Смертная казнь может быть целительным орудием только в руках целого, ощущающего себя единым организмом и решающегося расстаться со своим членом лишь в том случае, в каком со своим членом решает расстаться организм: то есть после того, как использованы все средства для его исцеления. Но и тогда — со слезами, болью и жалостью, с острым сознанием своей отныне нецельности, ущербности, инвалидности. Для общества, которому можно позволить казнить, дни казни были бы днями всеобщего траура19. Если же части организма начинают «отрицать» друг друга — перед нами разлагающийся труп.
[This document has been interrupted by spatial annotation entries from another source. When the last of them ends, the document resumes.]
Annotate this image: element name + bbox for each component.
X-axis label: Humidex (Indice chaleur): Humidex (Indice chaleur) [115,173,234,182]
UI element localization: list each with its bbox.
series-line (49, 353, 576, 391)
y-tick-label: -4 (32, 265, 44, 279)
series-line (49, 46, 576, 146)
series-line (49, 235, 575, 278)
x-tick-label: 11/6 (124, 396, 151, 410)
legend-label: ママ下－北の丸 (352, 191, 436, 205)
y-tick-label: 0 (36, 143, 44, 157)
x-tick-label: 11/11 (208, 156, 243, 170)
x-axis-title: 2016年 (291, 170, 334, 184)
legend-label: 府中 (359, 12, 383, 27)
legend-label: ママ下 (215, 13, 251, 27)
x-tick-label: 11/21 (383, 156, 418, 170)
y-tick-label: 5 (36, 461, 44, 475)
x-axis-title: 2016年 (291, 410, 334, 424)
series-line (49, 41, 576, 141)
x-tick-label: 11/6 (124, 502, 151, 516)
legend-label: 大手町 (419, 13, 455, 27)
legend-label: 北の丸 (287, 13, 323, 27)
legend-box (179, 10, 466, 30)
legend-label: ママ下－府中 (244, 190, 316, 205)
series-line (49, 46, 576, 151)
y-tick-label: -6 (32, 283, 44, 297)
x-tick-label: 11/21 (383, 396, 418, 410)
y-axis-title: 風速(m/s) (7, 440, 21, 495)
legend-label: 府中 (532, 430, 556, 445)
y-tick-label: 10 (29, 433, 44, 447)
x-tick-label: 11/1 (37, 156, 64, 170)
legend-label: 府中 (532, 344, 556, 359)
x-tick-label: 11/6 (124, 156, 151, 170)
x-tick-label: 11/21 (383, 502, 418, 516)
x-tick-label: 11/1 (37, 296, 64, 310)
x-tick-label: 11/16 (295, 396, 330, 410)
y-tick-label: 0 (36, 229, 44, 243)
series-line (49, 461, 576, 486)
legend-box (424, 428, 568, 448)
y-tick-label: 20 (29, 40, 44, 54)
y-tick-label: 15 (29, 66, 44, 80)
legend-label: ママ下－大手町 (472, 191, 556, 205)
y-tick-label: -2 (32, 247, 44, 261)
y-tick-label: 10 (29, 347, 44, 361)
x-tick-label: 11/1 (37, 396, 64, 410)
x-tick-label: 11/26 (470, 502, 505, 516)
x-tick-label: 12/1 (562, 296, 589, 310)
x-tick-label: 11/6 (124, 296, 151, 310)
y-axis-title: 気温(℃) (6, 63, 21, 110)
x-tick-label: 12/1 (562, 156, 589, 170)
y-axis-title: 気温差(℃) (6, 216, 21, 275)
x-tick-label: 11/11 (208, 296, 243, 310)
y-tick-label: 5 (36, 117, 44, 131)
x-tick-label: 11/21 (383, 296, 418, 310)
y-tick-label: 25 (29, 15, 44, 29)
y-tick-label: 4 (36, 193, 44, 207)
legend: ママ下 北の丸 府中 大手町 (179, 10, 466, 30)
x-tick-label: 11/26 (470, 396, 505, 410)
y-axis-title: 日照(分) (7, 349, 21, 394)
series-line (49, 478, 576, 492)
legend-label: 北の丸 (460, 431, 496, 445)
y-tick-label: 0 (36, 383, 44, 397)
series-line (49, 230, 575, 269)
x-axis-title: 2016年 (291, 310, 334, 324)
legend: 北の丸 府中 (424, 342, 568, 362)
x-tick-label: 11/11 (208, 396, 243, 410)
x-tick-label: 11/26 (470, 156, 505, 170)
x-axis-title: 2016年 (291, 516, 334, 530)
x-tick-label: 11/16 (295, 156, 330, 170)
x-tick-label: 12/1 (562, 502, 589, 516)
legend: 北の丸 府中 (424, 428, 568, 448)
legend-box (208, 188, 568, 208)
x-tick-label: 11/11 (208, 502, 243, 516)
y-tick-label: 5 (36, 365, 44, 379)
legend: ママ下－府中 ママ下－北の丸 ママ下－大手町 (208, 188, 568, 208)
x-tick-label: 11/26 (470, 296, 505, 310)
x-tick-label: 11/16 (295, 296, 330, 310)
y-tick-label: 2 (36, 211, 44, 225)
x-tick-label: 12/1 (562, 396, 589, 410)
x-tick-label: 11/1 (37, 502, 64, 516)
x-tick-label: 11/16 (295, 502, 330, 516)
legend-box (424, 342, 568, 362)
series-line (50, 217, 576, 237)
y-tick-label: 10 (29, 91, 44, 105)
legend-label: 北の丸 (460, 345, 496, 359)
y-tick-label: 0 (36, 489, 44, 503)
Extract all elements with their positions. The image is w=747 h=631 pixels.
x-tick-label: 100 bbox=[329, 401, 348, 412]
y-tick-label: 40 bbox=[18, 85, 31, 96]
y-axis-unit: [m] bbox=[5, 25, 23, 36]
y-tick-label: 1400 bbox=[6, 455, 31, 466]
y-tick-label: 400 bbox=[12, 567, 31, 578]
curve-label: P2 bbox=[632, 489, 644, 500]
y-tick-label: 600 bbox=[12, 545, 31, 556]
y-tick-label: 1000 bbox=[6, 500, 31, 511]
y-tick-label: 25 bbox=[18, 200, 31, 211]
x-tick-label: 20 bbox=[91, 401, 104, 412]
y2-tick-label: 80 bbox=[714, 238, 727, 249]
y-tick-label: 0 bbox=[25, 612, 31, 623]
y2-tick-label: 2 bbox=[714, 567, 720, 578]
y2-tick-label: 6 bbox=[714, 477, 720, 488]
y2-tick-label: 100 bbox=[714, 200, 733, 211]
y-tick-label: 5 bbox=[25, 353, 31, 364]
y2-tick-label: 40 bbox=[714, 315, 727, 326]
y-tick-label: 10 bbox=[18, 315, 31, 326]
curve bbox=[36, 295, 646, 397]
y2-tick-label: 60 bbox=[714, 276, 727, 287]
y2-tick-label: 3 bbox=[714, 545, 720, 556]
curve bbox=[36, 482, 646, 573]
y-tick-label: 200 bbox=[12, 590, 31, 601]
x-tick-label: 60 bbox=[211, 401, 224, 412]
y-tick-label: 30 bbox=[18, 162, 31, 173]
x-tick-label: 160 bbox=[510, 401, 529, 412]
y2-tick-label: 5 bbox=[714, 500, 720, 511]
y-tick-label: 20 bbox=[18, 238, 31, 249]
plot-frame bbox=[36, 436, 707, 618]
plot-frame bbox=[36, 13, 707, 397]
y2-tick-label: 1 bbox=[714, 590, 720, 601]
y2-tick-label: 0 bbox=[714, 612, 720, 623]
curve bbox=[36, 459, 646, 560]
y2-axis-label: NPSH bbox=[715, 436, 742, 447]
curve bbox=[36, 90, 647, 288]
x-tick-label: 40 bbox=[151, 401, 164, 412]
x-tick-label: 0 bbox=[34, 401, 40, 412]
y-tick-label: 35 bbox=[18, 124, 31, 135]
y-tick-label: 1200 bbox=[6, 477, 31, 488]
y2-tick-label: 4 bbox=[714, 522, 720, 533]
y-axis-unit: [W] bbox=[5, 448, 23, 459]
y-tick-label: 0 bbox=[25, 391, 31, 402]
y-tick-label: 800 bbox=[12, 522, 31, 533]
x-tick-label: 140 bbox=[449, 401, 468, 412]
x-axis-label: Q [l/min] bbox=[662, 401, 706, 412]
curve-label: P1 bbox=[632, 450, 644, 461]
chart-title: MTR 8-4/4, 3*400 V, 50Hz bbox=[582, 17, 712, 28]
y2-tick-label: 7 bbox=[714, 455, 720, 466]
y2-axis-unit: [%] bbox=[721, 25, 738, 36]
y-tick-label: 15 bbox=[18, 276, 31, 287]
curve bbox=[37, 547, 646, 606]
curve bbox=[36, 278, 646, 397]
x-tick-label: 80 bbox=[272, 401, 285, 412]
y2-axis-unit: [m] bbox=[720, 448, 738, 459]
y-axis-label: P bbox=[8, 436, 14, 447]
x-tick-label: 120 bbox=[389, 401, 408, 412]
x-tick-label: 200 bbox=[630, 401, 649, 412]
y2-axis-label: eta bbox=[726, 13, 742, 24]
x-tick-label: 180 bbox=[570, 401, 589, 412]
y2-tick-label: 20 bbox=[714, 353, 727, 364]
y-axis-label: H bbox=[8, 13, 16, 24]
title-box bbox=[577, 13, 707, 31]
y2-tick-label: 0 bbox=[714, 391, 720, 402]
В «правовом» обществе, чей идеал состоит в том, чтобы «всем вновь так соединиться, чтобы каждому, не переставая любить себя больше всех, в то же время не мешать никому другому»20, в обществе, воображающем себя не единым организмом, а конгломератом автономных частиц, а тем более в нашем нынешнем обществе, где идет война всех против всех, смертная казнь может быть лишь средством борьбы всех со всеми. «Законопослушные», голосующие за смертную казнь, хотят истребить «незаконопослушных» руками государства. При этом присутствует иллюзия, что «незаконопослушные» — это другие. Их и называют сейчас не людьми, а «отморозками». Но вот, например, в замечательной невыдуманной повести Марины Кулаковой «Живая»21, где автор рассказывает о том, как ее убивали, и где ужас живет в каждой строке, абсолютный, леденящий ужас охватывает и повествовательницу, и читателя в тот момент, когда выясняется, что человек, напавший на нее в темноте и изрезавший ножом все ее тело, сопротивлявшееся и уклонявшееся от смертельных ударов, тот, кто показался ей не человеком, а «бездонной, запредельной пустотой», уродливым чудовищем, он — на самом деле — сын интеллигентных родителей, музыкантов, каких так много было среди ее знакомых, что с ним были знакомы ее друзья, находившие его милым и обаятельным. «„Он музыкант…” — „Музыкант?” Больше я ничего не говорила. Не повторяла сказанных слов. Не задавала вопросов. Я не могла ни расхохотаться, ни удивиться, ни разрыдаться. Аут». Тот, кто воспринимался как пришелец из бездонной пустоты, из запредельной бездны, словом — из другого мира, из-за стены, чужой, отморозок, оказывается своим . И от «другого» мира нас не отделяет никакая стена.